Met een niet zo elegante zwaai gooide Noor haar weekeindtas op de achterbank, en stapte in haar oude deux chevaux. Haar appeltjesgroene lelijke eend was een dierbaar bezit, en ze was er na al die jaren nog steeds dol op. Berustend reed ze richting het ziekenhuis.
Haar MDL-arts had uitgesproken wat ze zelf al dacht, ’kom maar meteen hierheen Noor, ik regel even een bed voor je. ‘En ga wel eerst even langs opname, dan zorg ik dat ze weten dat je eraan komt. Dan loop ik later vandaag nog bij je langs’. Met frisse tegenzin liep Noor de ingang van het ziekenhuis in en meldde zich bij opname.’Daar gaan we weer’ dacht ze somber.

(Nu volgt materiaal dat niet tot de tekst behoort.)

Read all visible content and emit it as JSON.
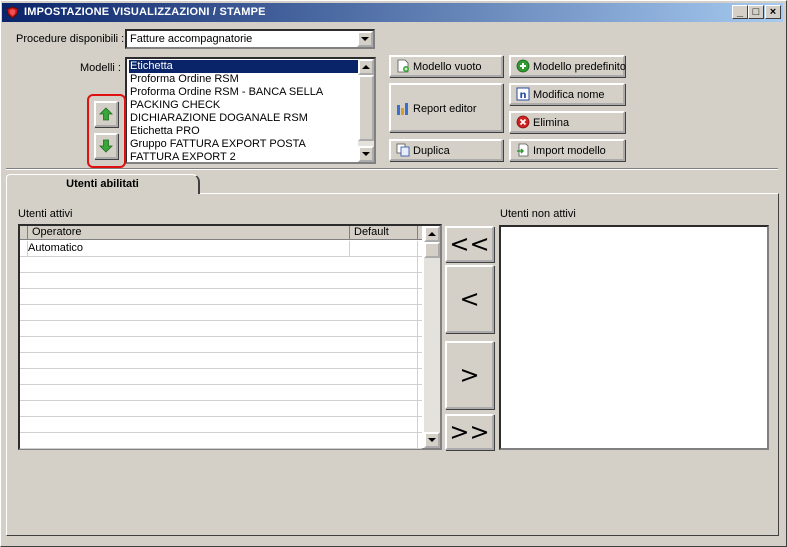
{
  "window": {
    "title": "IMPOSTAZIONE VISUALIZZAZIONI / STAMPE",
    "minimize": "_",
    "maximize": "□",
    "close": "×"
  },
  "procedure": {
    "label": "Procedure disponibili :",
    "selected": "Fatture accompagnatorie"
  },
  "models": {
    "label": "Modelli :",
    "items": [
      "Etichetta",
      "Proforma Ordine RSM",
      "Proforma Ordine RSM - BANCA SELLA",
      "PACKING CHECK",
      "DICHIARAZIONE DOGANALE RSM",
      "Etichetta PRO",
      "Gruppo FATTURA EXPORT POSTA",
      "FATTURA EXPORT 2"
    ],
    "selected_index": 0
  },
  "buttons": {
    "modello_vuoto": "Modello vuoto",
    "modello_predefinito": "Modello predefinito",
    "report_editor": "Report editor",
    "modifica_nome": "Modifica nome",
    "elimina": "Elimina",
    "duplica": "Duplica",
    "import_modello": "Import modello"
  },
  "tab": {
    "label": "Utenti abilitati"
  },
  "active_users": {
    "label": "Utenti attivi",
    "columns": [
      "Operatore",
      "Default"
    ],
    "rows": [
      {
        "operatore": "Automatico",
        "default": ""
      }
    ]
  },
  "inactive_users": {
    "label": "Utenti non attivi"
  },
  "transfer": {
    "all_left": "<<",
    "left": "<",
    "right": ">",
    "all_right": ">>"
  },
  "colors": {
    "title_start": "#0a246a",
    "title_end": "#a6caf0",
    "selection": "#0a246a",
    "highlight_box": "#e01010",
    "arrow_green": "#3aa63a"
  }
}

Haar MDL-arts was die middag nog langs geweest en alle onderzoeken stonden al gepland. Ze had meteen weer een heel scala aan buisjes bloed af moeten staan. En ook dat was wederom dramatisch geweest. Ze was slecht te prikken, dat wist ze, dus ze gaf het altijd braaf aan bij de dame of heer die haar kwam prikken.
Prikken
Daar werd meestal wat belerend op gereageerd met: ’Dat komt wel goed mevrouw, ik doe dit elke dag’ of een bemoedigend doch denigrerend knikje alsof ze zeggen wilden: Daar heb je er weer zo een die denkt dat ze iets bijzonders is.

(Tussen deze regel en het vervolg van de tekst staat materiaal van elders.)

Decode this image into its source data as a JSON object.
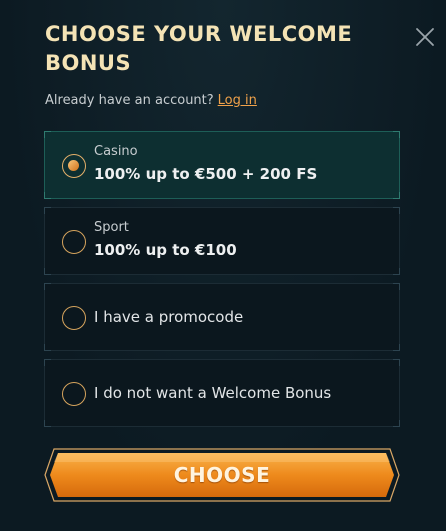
{
  "modal": {
    "title": "CHOOSE YOUR WELCOME BONUS",
    "subtitle": "Already have an account?",
    "login_link": "Log in"
  },
  "options": [
    {
      "label": "Casino",
      "desc": "100% up to €500 + 200 FS",
      "selected": true
    },
    {
      "label": "Sport",
      "desc": "100% up to €100",
      "selected": false
    },
    {
      "label": "I have a promocode",
      "selected": false
    },
    {
      "label": "I do not want a Welcome Bonus",
      "selected": false
    }
  ],
  "choose_button": {
    "label": "CHOOSE"
  },
  "colors": {
    "accent": "#f0a24a",
    "title": "#f4e3b5",
    "selected_bg": "#0d2f31",
    "button_orange": "#e8861a"
  },
  "icons": {
    "close": "close-icon"
  }
}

Bij poging drie zag ze echter bij de laboranten zweetdruppels op de voorhoofden verschijnen, dan hadden ze inmiddels in beide armen meerdere keren mis geprikt, en werd er toch maar een expert gehaald. Iemand van de OK of de spoed meestal. Noor zei het elke keer weer, en ze geloofden haar nooit. Giechelig dacht ze weleens dat er misschien wel MUTS op haar voorhoofd verscheen tijdens dat prikken, of ‘geloof deze doos maar niet’.

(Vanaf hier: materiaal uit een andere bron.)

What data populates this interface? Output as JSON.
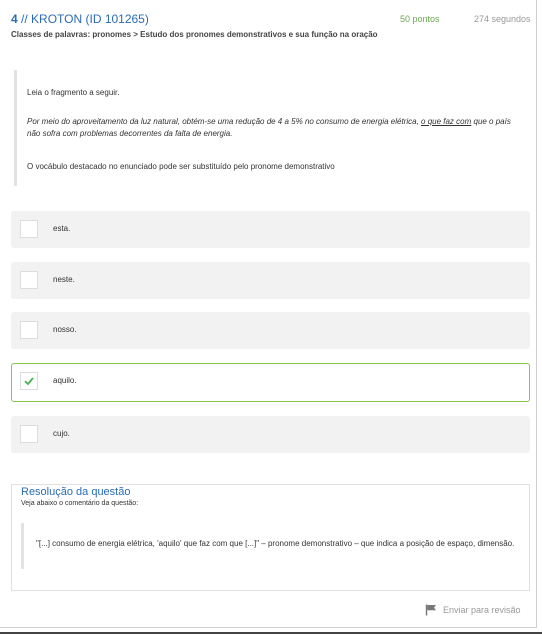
{
  "header": {
    "number": "4",
    "title": "// KROTON (ID 101265)",
    "points": "50 pontos",
    "seconds": "274 segundos",
    "breadcrumb": "Classes de palavras: pronomes > Estudo dos pronomes demonstrativos e sua função na oração"
  },
  "statement": {
    "intro": "Leia o fragmento a seguir.",
    "quote_before": "Por meio do aproveitamento da luz natural, obtém-se uma redução de 4 a 5% no consumo de energia elétrica, ",
    "quote_underlined": "o que faz com",
    "quote_after": " que o país não sofra com problemas decorrentes da falta de energia.",
    "question": "O vocábulo destacado no enunciado pode ser substituído pelo pronome demonstrativo"
  },
  "options": [
    {
      "label": "esta.",
      "selected": false
    },
    {
      "label": "neste.",
      "selected": false
    },
    {
      "label": "nosso.",
      "selected": false
    },
    {
      "label": "aquilo.",
      "selected": true
    },
    {
      "label": "cujo.",
      "selected": false
    }
  ],
  "resolution": {
    "title": "Resolução da questão",
    "subtitle": "Veja abaixo o comentário da questão:",
    "comment": "\"[...] consumo de energia elétrica, 'aquilo' que faz com que [...]\" – pronome demonstrativo – que indica a posição de espaço, dimensão."
  },
  "actions": {
    "review_label": "Enviar para revisão"
  },
  "colors": {
    "accent": "#2a6cb5",
    "correct": "#8bc34a",
    "points": "#6aa84f"
  },
  "icons": {
    "check": "check-icon",
    "flag": "flag-icon"
  }
}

Noor zuchtte, ze wist dat uitstellen geen zin meer had, dat het echt tijd was om David te bellen. De bal in haar buik nam enorme vormen aan, ze hoopte nog steeds dat ze het mis had.
Met frisse tegenzin zocht ze zijn nummer in haar mobiel, het was hoog tijd om te vertellen dat haar ziek zijn geen ééndags virusje was.